Actually, thanks to Transparent California, we already know the answer. Both Officers involved in the $2.5 million settlement are still employed with the Long Beach Police Department as of 2016, as is Victor Ortiz, one of the two officers responsible for the spray nozzle shooting death and subsequent $6.5 million lawsuit.



Total compensation of the officers in question, give or take about $9.1 million.

As for the Portofino-Lopez beating, it was described by the Internal Affairs Department itself as a “by the book” arrest in 2013.

The Fullerton Police Department needs reform. The head of an internal affairs division that has a proven track record of excusing and soft peddling officer misconduct charges is not the solution.

9 Replies to “See No Evil to Head Fullerton Police Department”

  1. Word is one of the council members is out of town. So I predict this will be pushed a meeting so the whole council will get to vote on it at which point there will be mild rumblings with an eventual 5-0 vote in favor of approval.

  2. Well, that’s about right. A cover-up artist for a trigger-happy department with fake academic credentials from a mail order diploma mill.

    “We have the Albert Pujols of police chiefs”

    I wonder how McKinley missed hiring this one. perfect FPD material.

  3. How did he get past the selection committee with those typos in his resumé? Did Fullerton have that few applicants?

  4. What Foolerton needs is Steven Segal. He’ll go in there and break bones to clean up this department!

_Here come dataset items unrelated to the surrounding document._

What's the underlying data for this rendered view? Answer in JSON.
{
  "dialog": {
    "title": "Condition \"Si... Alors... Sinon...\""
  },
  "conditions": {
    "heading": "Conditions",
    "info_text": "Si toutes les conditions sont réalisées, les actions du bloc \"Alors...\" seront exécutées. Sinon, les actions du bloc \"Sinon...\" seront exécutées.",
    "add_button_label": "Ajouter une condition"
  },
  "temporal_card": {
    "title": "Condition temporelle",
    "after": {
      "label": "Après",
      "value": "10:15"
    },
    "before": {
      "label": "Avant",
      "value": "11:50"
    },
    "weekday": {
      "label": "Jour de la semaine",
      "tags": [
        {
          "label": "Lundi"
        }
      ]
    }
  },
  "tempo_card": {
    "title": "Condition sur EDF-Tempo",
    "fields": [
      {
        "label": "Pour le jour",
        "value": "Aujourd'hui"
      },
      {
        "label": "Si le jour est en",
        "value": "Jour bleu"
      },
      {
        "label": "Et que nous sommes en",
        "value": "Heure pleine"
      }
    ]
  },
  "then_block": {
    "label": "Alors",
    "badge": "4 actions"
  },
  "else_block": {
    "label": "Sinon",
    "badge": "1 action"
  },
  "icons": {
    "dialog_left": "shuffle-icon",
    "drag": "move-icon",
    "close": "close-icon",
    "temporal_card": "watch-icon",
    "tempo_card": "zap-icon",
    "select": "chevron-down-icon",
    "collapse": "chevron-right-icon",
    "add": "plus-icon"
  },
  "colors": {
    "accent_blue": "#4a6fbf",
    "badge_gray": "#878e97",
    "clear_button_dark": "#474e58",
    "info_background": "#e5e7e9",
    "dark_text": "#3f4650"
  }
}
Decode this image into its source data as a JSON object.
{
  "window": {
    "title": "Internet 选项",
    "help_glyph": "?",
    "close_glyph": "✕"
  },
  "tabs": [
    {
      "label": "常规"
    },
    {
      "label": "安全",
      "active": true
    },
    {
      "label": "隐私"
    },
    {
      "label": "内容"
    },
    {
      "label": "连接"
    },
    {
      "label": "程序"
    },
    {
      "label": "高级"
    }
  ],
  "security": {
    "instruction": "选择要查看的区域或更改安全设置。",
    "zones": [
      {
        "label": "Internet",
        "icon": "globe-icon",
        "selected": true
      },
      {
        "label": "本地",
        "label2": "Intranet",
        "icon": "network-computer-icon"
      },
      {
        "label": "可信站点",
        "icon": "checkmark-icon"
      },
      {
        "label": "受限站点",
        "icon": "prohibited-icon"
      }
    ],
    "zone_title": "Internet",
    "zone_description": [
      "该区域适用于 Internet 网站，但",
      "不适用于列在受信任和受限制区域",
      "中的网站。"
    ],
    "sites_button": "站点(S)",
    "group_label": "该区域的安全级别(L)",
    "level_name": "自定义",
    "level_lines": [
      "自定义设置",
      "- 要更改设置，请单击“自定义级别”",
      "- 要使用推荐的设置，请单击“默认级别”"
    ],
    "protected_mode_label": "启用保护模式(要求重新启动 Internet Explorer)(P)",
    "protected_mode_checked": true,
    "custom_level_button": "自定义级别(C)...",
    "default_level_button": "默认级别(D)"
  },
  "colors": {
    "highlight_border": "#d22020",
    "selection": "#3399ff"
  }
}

  5. If any one of you can watch that tape that’s included in this post, and still allow this man to be the Chief of Fullerton’s police force,especially Bruce “blah,blah,blah,blah,blah, blah,blah, Ive talked for ten minutes and never really did anything about it” Whitaker, than the blood of the victims will be on your sad little shoulders.

    1. The apologist cop at the end of the video sounded so much like Goodrich claiming the cops who killed Kelly Thomas had broken bones.

    2. I watched the tape. How do I not allow this man to be chief? I don’t want to have blood on my hands.